Living a life full of adventure may not be all it is cracked up to be. Sometimes you just want to sit on the couch with a kitty in your lap, remote in your hand, and a glass of wine within reach. This is exactly where I want to be tonight. I have absolutely no plans to do anything else until morning.
This past week was a nightmare at work. It was not the crazy number of hours it required, it was dealing with some personalities that left me emotionally drained, and unsure of my next move. However, if I have learned anything in my life, it is best to take my time and not make decisions when I am emotional about the situation.
So, I am going to sit back and think about some of the advice I have been given. Right now my favorite advice came from a new mentor. (Turns out that is what they call “work daddies” in the real world-thanks for that T.) Yikes. Not that real work daddy has been replaced. No way. He is stuck with me.
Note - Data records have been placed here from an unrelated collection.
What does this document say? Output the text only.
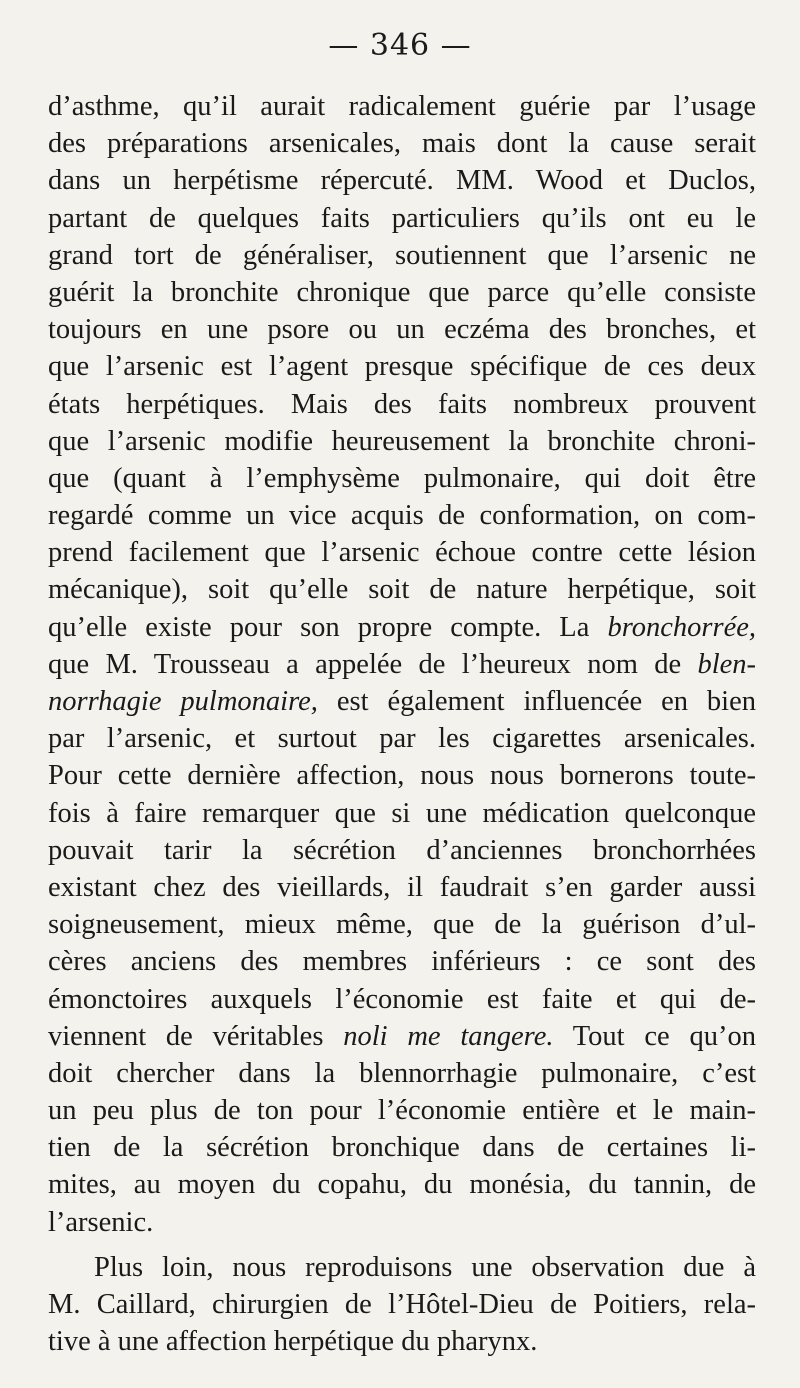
— 346 —
d’asthme, qu’il aurait radicalement guérie par l’usage
des préparations arsenicales, mais dont la cause serait
dans un herpétisme répercuté. MM. Wood et Duclos,
partant de quelques faits particuliers qu’ils ont eu le
grand tort de généraliser, soutiennent que l’arsenic ne
guérit la bronchite chronique que parce qu’elle consiste
toujours en une psore ou un eczéma des bronches, et
que l’arsenic est l’agent presque spécifique de ces deux
états herpétiques. Mais des faits nombreux prouvent
que l’arsenic modifie heureusement la bronchite chroni-
que (quant à l’emphysème pulmonaire, qui doit être
regardé comme un vice acquis de conformation, on com-
prend facilement que l’arsenic échoue contre cette lésion
mécanique), soit qu’elle soit de nature herpétique, soit
qu’elle existe pour son propre compte. La bronchorrée,
que M. Trousseau a appelée de l’heureux nom de blen-
norrhagie pulmonaire, est également influencée en bien
par l’arsenic, et surtout par les cigarettes arsenicales.
Pour cette dernière affection, nous nous bornerons toute-
fois à faire remarquer que si une médication quelconque
pouvait tarir la sécrétion d’anciennes bronchorrhées
existant chez des vieillards, il faudrait s’en garder aussi
soigneusement, mieux même, que de la guérison d’ul-
cères anciens des membres inférieurs : ce sont des
émonctoires auxquels l’économie est faite et qui de-
viennent de véritables noli me tangere. Tout ce qu’on
doit chercher dans la blennorrhagie pulmonaire, c’est
un peu plus de ton pour l’économie entière et le main-
tien de la sécrétion bronchique dans de certaines li-
mites, au moyen du copahu, du monésia, du tannin, de
l’arsenic.
Plus loin, nous reproduisons une observation due à
M. Caillard, chirurgien de l’Hôtel-Dieu de Poitiers, rela-
tive à une affection herpétique du pharynx.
Anyway, his advice was to find things you can live with, instead of searching for those you cannot live without. Good advice for me. I have to remove the black and white from situations and be okay with the gray.
People surprise the hell out of me. I find myself forging new relationships and growing more as a person every day, and then I get knocked out by someone who means nothing to me. Why do we let people have so much control over how we feel?
Easy. We want connection. We want to feel like we are valuable. We want to be wanted. We want to be more than someone who can be lived with. Perhaps we even want to feel a little needed. Regardless of what we say, we do want to be loved.
So, in order to live a bearable life, I have to pretend those desires are not there. I have to play it cool. I have to not be too terribly devoted to anything. I am not sure how you find passion in life when you spend all your time trying to quell those passions.
Why does life have to be so confusing? Am I supposed to be searching for my passion, or am I supposed to be calm, cool, and collected at all times? When are you supposed to be excited? Am I allowed to be driven and ambitious?
So, I am continuing to live life looking for my next adventure. I am going to continue to build relationships with people. I will find my passion. I will find people who share my passion. I will feel things as brightly as I can.